What do you have to say about this man's statement on resolution :- ). And how a 8,000 ppi scanner is useless for small format film, etc. Maybe he doesn't have one.
Well, there are a couple of issues here. The first is the scanner hardware. There are many claims that are based upon people that used Tango's, primarily labs, in the old days. They suggested that 1) you couldn't get anything past 4,000 and 2) that you couldn't scan negatives (at all). Both of these claims were hardware based. The Tango is a good scanner, but it was limited by being a "6 micron" engine, meaning that its components were rated to that tolerance. There are approximately 4,000 6 micron slices in an inch, so its understandable how they got their numbers.
The Aztek Premier and the ICG 380 are 3 micron engines, with a tested resolution of 7300 or more, or one could say, close to 8,000. The PRemier has an 18,000-step stepper motor and could have offered 18,000 ppi but chose to offer the max of 8,000 instead, because that's what it can actually deliver, in real resolution. When you have a 3 micron device, all the parts work better, like a large lens that has to retain its perfectly sharp polish across the entire surface. Regardless of what aperture you set things at, its still better at overall optical resolution.
Further, it is foolish to suggest that there is a max of 4,000, as the number of samples is only tangentially related to resolution. The resolution is primarily connected to the aperture the scan is set to (and the micron tolerance of the device). One looks all the way down to the grain of the film and sets the aperture to match the size of the grain. The Premier has the ability to set the micron size of the sample in 3 micron increments, for example, 6, 8, 10, 13, 16 and 19 microns. It goes much larger but this is the range film lives in... The number of pixels you end up with is a key to being able to make a print at a decent size from small film. 8,000 ppi gives you 12,000 pixels from a 35 mm neg, at the full resolution the scanner is capable of. That's a 40 inch print at 300 dpi. IF you are working with a scanner that is only capable of 6 microns, then its interpolating. However, if you do that with a scanner that can do the 8,000, it isn't. I have done many large prints from smaller negs, altho I prefer at least med format, these prints hold up very well.

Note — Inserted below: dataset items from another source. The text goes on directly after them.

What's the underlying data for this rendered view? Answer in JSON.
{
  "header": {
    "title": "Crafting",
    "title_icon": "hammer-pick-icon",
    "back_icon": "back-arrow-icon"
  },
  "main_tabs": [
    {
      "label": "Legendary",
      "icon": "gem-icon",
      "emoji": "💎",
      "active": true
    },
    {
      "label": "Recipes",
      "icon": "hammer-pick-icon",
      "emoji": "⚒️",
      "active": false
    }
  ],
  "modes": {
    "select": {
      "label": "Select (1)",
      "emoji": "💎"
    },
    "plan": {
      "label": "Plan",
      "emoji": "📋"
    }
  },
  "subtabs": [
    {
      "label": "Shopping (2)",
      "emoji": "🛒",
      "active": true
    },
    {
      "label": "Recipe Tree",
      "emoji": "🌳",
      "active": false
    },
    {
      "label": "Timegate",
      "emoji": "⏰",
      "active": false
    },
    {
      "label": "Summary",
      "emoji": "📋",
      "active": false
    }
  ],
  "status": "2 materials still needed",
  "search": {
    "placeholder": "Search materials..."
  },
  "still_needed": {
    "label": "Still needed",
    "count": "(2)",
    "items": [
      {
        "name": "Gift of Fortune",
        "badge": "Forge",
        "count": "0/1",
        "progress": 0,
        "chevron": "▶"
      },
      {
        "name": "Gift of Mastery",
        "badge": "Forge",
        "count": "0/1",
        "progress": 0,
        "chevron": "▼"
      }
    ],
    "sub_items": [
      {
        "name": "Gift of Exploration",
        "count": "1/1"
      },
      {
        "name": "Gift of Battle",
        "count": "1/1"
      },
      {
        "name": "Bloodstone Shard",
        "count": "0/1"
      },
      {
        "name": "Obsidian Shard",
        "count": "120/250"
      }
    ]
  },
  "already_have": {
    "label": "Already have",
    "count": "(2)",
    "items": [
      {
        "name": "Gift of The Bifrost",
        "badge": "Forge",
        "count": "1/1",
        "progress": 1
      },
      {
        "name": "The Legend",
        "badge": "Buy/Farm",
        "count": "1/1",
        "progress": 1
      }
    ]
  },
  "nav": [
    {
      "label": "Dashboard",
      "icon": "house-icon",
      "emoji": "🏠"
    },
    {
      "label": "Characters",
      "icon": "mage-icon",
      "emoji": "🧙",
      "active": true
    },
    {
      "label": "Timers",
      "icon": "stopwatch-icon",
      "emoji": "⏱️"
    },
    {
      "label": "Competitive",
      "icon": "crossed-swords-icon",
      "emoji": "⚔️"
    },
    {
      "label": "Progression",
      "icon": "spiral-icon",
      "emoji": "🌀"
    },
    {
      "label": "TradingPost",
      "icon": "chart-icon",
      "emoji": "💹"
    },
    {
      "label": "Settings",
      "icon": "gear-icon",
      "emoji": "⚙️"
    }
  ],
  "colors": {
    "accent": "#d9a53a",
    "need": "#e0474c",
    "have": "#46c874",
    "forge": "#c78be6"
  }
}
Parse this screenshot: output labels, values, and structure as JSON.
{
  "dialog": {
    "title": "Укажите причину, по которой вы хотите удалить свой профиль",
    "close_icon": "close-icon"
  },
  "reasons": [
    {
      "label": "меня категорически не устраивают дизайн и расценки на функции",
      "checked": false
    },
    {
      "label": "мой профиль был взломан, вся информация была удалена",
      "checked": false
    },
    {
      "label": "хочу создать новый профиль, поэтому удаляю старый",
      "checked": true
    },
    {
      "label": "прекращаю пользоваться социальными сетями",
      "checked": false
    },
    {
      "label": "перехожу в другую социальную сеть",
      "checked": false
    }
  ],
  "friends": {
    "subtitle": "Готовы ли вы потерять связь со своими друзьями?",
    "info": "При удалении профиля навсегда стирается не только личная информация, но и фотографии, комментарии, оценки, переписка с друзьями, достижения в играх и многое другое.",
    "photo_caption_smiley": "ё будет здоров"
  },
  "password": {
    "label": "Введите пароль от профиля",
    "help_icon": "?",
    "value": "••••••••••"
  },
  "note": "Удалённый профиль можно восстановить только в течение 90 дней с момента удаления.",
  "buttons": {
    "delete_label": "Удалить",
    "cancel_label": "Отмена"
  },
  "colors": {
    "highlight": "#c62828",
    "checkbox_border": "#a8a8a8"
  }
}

Finally, it takes some time to do a scan properly. At least an hour of my time, ina ddition to the time its on the scanenr. It is not an automated thing, where you can set high and low points and let 'er rip... If someone is charging you $40 or less, they aren't even looking at your film. It has been said many times, and I concur, that the operator is a major factor in doing scans. Why is this? It's because there are many decisions that can be made, and the good operators know how to set up the file so that you can make the kind of print you want to make. That's why I would never suggest you send your film to a lab to be scanned. They don't want to study your work to see what your aesthetic goals are. The art of scanning starts with knowing what kind of print your client wants. Then it is an operator's job to make that possible. This is done primarily with curves, making sure that key areas of tonality separate properly - so that they can be masked in PhotoShop and controlled. If I don't like the say the scan turned out for the goals to be reached, I do it again. All work here is guaranteed.
My philosophy is that I never deliver a junky scan for this much, a little better for that much, and if you want the whole thing, oh my g-d, it will cost you a fortune. I'm a photographer. Like all of you, I want only to deliver my best work. So I charge by the size of the original, deliver full resolution, 16 bit RGB scans. The 35mm's are usually 500 megs, the rest between 1.7 and 3 Gigs. That's unless you need some more. I can do a 4x5 at 6 Gigs or an 8x10 at 24 Gigs, something I just did for a guy who wanted to make a full-rez 35 foot print.
I hope this helps clarify some of these issues... for some.